Cena de Av. Pindorama, 171, criação coletiva do Teatro 171, de Belo Horizonte
Coube a um trabalho mineiro o encerramento da Mostra na noite de segunda-feira. Av. Pindorama, 171 foi um dos selecionados este ano para o Festival de Cenas Curtas do Galpão Cine Horto,
O espírito da carnavalização baixou no palco da Caixa Cultural com os “netos da Tropicália” que combinaram, entre outros tons e cores, deboche e crítica social sem cair no discurso. A partir do que se entende por um retrato local, a dramaturgia coletiva e a direção de Henrique Limadre promovem um vôo rasante sobre as periferias metropolitanas do Brasil, tão próximas e tão longes do sistema de moer gente que são os tempos financistas que correm.
Uma estética pobre atravessa figurinos e adereços hiperbólicos, como a espelhar os clichês do que é revestido como popular na cultura brasileira - palavras-chave que por si só dariam o que falar da proposta. Estão lá o camelô, o entregador de pizza, o caminhoneiro e outros tipos. Também há referências aos veículos de comunicação de massa. Mas foge-se do plano das idéias, tão-somente. Imprimi-se musicalidade, bom humor com um quê de Adrubal Trouxe o Trombone, o grupo carioca dos irreverentes anos 70. Aqui, o desbunde não engole a si mesmo, transcende, não disfarça contundência.
O mais instigante é acompanhar como em paralelo ao aparente caos de “subcenas” transcorre a narração de uma tragédia, um atropelamento que abala o pedaço.

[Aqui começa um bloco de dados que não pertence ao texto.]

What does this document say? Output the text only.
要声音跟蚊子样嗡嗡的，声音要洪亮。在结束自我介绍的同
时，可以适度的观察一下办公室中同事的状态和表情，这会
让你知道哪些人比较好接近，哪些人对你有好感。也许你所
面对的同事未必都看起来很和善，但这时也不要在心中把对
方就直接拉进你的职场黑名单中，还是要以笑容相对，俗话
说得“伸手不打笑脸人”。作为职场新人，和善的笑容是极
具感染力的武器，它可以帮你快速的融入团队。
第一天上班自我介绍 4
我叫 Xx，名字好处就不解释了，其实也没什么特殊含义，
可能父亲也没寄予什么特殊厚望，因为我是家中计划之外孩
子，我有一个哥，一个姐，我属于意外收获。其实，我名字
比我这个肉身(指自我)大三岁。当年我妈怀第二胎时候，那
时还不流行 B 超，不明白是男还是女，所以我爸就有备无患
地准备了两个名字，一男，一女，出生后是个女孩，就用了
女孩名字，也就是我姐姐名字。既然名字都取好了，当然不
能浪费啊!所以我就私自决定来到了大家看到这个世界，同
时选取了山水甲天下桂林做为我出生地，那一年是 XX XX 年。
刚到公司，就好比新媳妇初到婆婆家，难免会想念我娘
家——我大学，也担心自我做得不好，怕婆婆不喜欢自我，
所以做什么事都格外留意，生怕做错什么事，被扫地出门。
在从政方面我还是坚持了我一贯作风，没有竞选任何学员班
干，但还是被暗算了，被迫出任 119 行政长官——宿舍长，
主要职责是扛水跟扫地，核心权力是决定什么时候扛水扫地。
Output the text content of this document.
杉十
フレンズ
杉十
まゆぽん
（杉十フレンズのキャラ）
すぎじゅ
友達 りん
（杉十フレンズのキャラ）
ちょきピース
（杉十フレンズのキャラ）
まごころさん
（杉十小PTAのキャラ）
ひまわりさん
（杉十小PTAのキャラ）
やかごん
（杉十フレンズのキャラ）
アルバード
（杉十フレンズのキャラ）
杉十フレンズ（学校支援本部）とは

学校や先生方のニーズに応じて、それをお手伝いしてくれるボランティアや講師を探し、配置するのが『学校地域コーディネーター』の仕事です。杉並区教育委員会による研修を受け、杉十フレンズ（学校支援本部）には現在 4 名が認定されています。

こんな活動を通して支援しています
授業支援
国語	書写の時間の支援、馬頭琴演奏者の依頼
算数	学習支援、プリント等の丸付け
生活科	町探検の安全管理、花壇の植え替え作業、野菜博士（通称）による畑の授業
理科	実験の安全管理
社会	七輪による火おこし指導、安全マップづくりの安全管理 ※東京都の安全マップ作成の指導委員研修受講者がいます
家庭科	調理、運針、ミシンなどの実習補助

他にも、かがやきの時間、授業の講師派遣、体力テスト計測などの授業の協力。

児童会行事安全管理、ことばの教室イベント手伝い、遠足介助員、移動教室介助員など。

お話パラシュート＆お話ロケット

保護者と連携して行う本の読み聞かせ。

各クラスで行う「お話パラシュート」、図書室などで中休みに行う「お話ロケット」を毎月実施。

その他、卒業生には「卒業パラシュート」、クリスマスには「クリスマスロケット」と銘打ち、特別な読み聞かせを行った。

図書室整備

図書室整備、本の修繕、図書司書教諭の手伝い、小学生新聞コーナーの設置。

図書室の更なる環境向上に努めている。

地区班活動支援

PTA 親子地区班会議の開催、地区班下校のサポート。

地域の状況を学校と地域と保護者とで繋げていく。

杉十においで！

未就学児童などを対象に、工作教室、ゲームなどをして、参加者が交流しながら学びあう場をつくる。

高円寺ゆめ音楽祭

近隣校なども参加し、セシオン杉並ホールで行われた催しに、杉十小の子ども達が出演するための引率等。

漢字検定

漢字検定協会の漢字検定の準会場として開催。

Certa noção de comunidade é posta em relevo: a capacidade de parodiar desgraças, de perseverar diante das dificuldades, de mobilizar-se quando o calo aperta. Misturam-se também planos da ficção com o que intuímos ser depoimentos pessoais pelos intérpretes-criadores.
Contudo, há uma derrapagem nessa experiência: quando um morador de rua aparece na cena final para colhe bananas espalhadas no asfalto por conta do referido acidente. É uma introdução brevíssima de um não-ator incorporado ao projeto, como a dizer que o real invadiu de fato a cena. O problema é que a concessão põe por água toda a plataforma artística erguida até ali para dar um recado com muita criatividade e fundamento.
O público não sabia que esse integrante era um morador de rua de fato na capital mineira. E por que uma participação de segundos? Proporcional à sua “invisibilidade” social ou reafirmação da mesma por meio do teatro, o que é mais gritante? A passagem lembra situação parecida sobre a qual discorremos no projeto da Companhia Silenciosa. Fica no ar: qual o limite dessa “incorporação”, se é que podemos pensar assim.